Soekarno, insinyur yang terbiasa berpikir terstruktur, dan Mohammad Hatta, sarjana ekonomi Erasmus University Rotterdam yang dikenal berpikir dan bertindak sangat tertib, ternyata bersedia rendah hati mengubah perilaku kepemimpinan masing-masing pada jam-jam menjelang proklamasi.
Keduanya menyesuaikan perspektif para pemuda (Soekarni, Wikana dkk) — yang “menculik” mereka ke Rengasdengklok, Karawang, lalu mendesak mereka — untuk memproklamirkan kemerdekaan Republik Indonesia menurut irama bangsa sendiri; bukan menurut protokol Panitia Persiapan Kemerdekaan Indonesia (PPKI), yang dibentuk dengan campur tangan Jepang.
Desakan para pemuda kepada Soekarno – Hatta dan sikap rendah hati kedua founding fathers untuk bersepakat dalam soal waktu proklamasi, dapat dianggap irasional. Karena bertentangan dengan tahapan yang sudah dimatangkan PPKI.
Tapi langkah mereka jadi bukti, pada situasi tertentu “tindakan irasional” ternyata diperlukan dan bisa mengubah sejarah: Indonesia merdeka karena upaya bangsanya, tidak diatur oleh Jepang.
Perilaku kepemimpinan irasional, bahkan rentan (vulnerable), dan berhasil melahirkan kegemilangan sejarah, juga dikerjakan J.F Kennedy.
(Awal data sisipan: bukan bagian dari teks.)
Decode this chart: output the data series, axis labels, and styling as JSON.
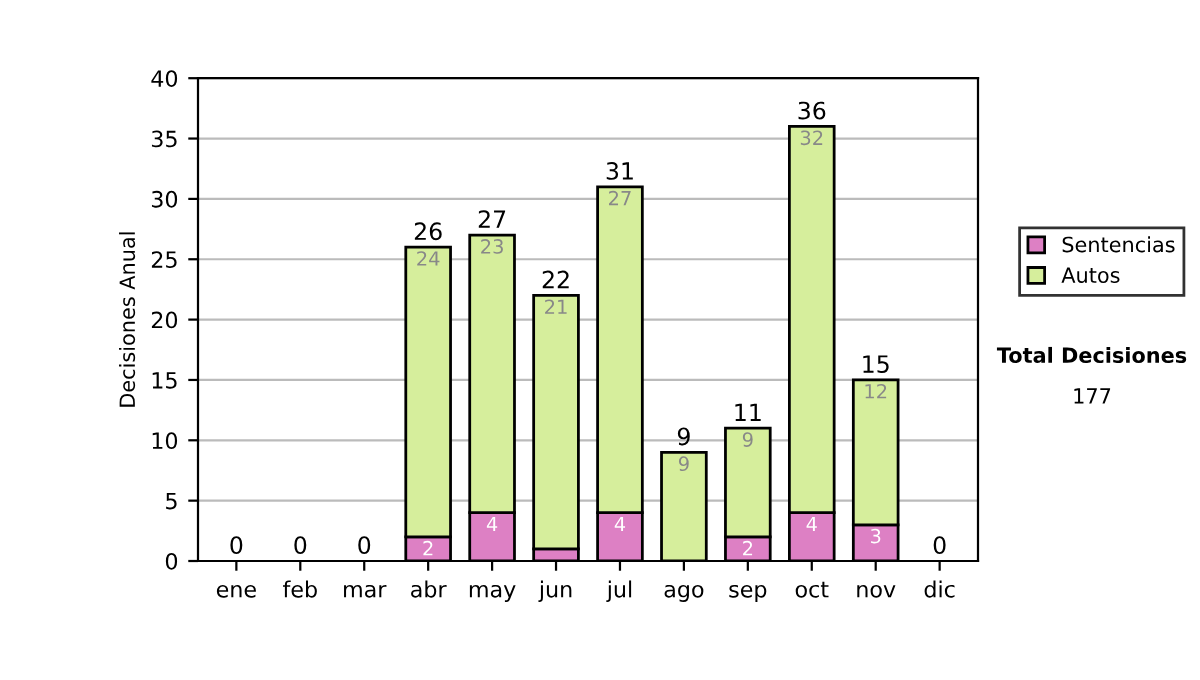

Pada 25 Mei 1961, di hadapan joint session Congress, JFK mengajak bangsa Amerika mendaratkan manusia di Bulan dan pulang dengan selamat, sebelum dasawarsa itu berakhir.
Saat itu posisi politik JFK tengah mengalami dilema, antara lain akibat kegagalan invasi di Teluk Babi, Kuba. Bahkan NASA pun belum punya program spesifik dan terukur untuk ke Bulan. Sejarah membuktikan, hasil penelitian dan pengembangan teknologi seiring dengan upaya-upaya mendaratkan awak Apollo di Bulan telah menghasilkan banyak manfaat dan ikut mendorong pertumbuhan ekonomi AS. Tercatat ada 6.300 penemuan baru yang kemudian melengkapi kehidupan masyarakat, seperti microchip dan detektor asap.
Menurut ukuran umum, Nelson Mandela juga dapat dianggap irasional. Ia tokoh pergerakan yang dipenjara oleh penguasa selama 27 tahun. Saat sudah dibebaskan dan memenangi pemilu multirasial, Mandela, selaku Presiden Afrika Selatan pertama berkulit hitam, tidak mengobarkan dendam kepada pemerintahan kulit putih yang memenjarakannya. Pemerintahan koalisi yang dipimpin Mandela melahirkan konstitusi baru, membentuk Komisi Rekonsialiasi dan Kebenaran.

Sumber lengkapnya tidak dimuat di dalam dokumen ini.